Pues en la Embajada de Italia contestan (cuando contestan)
que hasta finales del año 2002 no se nos concederá
ni una visa más a los repugnantes colombianos. No
dan citas, y cuando uno trata de explicar el caso por teléfono,
cuelgan. No les voy a rogar. Afortunadamente Colombia es
un país menos bárbaro que Italia (al menos
en políticas migratorias), y mis hijos, a pesar de
tener pasaporte italiano, pueden venir a Colombia a ver
a su apestada familia subdesarrollada cuando quieran, y
así se hará.
El mío es un caso aislado y poco representativo.
Pero si así tratan a alguien que podría fingirse
italiano si le diera la gana (¿qué es la nacionalidad?
¿Un color, una lengua, un acento, una historia, una
memoria? Todo lo podría tener, o fingir que lo tengo),
que podría hallar los contactos, encontrar las palancas
y dar los rodeos mafiosos que tanto nos gustan en Colombia
y en Italia, para ser recibido en el consulado por la puerta
de atrás; si es así con los que conocemos
y podríamos usar esa cultura de hipócritas
compromisos en la que "tutto si può sistemare",
¿qué no les pasará a los inmigrantes
del Sahara, que no pueden fingir el color, o a los asiáticos,
que carecen del acento, o a los latinoamericanos que no
han ido nunca y no pueden falsear una memoria?
En estos días se reúnen en Roma todos los
ministros de interior de la Unión Europea. Ellos
son los que definen las políticas de inmigración,
los derechos de asilo, las reglas de policía para
eso que, con delicioso eufemismo, en Europa llaman los "extracomunitarios".
Que no son los canadienses ni los norteamericanos ni los
japoneses (aunque en rigor lo serían), sino todos
los otros, todos nosotros, los pobres y los apestados del
mundo. La Europa de la "Libertad, Igualdad, Fraternidad"

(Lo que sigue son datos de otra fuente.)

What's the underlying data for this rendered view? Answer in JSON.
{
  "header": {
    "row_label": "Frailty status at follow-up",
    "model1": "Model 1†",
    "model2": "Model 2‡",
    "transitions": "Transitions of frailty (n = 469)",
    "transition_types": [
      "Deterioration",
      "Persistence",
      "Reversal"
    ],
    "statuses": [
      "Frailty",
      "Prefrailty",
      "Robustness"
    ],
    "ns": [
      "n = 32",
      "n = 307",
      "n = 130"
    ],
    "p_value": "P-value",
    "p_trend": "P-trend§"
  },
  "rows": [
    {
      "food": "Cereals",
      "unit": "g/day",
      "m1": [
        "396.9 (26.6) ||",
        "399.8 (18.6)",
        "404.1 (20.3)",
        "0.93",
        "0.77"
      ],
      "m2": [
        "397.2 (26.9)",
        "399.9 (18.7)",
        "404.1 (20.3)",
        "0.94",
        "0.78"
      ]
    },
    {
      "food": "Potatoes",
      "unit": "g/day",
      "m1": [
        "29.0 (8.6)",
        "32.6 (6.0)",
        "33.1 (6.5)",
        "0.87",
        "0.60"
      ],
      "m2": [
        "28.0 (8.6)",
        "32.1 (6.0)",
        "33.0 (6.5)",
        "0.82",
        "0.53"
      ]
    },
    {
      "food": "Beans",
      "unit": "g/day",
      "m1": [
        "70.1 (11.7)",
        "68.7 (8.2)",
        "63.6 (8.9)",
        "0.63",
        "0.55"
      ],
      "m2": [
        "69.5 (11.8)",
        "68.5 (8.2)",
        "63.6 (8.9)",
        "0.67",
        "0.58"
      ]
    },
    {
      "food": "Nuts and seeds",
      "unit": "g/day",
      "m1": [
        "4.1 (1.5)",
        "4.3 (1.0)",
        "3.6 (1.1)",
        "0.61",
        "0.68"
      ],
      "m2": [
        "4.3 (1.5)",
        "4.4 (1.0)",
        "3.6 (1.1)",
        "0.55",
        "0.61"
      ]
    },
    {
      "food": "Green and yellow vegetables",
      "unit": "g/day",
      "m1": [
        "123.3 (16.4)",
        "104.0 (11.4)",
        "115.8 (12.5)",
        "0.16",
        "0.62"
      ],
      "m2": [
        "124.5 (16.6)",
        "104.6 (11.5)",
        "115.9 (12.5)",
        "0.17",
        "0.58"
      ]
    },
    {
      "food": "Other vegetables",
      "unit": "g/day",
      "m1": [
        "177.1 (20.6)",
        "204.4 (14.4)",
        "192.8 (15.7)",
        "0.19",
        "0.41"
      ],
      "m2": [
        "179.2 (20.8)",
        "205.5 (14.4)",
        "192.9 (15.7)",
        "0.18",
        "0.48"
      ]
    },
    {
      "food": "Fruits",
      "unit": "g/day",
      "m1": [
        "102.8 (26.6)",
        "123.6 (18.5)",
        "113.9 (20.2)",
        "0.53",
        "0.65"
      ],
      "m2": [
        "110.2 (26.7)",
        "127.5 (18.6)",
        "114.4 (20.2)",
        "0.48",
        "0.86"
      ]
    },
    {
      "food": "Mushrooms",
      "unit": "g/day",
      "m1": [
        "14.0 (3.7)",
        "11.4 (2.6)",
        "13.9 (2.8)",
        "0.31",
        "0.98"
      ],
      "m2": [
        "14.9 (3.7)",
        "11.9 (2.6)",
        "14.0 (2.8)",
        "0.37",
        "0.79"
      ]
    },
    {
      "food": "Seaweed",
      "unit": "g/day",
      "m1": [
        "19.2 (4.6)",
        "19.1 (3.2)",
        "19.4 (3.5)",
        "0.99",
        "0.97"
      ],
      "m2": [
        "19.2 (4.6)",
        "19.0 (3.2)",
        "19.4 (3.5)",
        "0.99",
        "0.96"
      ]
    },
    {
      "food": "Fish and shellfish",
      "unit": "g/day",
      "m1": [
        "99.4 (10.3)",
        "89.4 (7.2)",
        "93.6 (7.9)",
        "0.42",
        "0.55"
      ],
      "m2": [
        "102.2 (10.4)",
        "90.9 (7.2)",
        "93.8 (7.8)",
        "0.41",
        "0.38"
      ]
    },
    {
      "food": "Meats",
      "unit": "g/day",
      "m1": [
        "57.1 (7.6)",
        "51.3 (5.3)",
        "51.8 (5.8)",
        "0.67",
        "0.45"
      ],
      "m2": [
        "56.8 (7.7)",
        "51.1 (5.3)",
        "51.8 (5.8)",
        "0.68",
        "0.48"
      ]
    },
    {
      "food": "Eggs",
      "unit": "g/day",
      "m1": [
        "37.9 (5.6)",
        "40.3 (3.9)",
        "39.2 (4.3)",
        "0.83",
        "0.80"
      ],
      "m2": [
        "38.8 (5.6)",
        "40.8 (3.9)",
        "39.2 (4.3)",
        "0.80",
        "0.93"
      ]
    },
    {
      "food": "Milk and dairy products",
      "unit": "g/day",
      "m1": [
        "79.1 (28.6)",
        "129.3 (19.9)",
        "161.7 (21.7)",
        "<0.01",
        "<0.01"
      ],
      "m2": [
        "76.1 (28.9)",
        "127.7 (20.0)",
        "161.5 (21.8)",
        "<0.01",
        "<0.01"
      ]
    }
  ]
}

da risa. A la hora de la verdad muestra los colmillos de
lo que siempre ha sido: racista, etnocéntrica, xenófoba
y despiadada. Le Pen solamente cometió el error de
decir en voz alta aquello que no puede reconocerse en público,
y que solamente debe quedar sembrado, arraigado en el fondo
del corazón, activo en las manos y silenciado en
la lengua. Aquello que no se debe decir, pero que en el
momento de los actos aparece claro, limpio, nítido,
en todas las decisiones. Europa erige sus murallas contra
el Tercer Mundo, inexpugnables. Y América Latina,
que fue durante siglos la válvula de escape de todos
los pobres de Italia, de España, de Portugal, mira
pasiva, sumisa, anonadada. Como siempre. Al mismo tiempo
que sus ciudadanos son humillados y ofendidos, nuestros
gobiernos le abren las puertas a los inversionistas de Europa,
para que ellos vengan a comprar los bancos, la electricidad,
los supermercados y hasta las aguas y las selvas.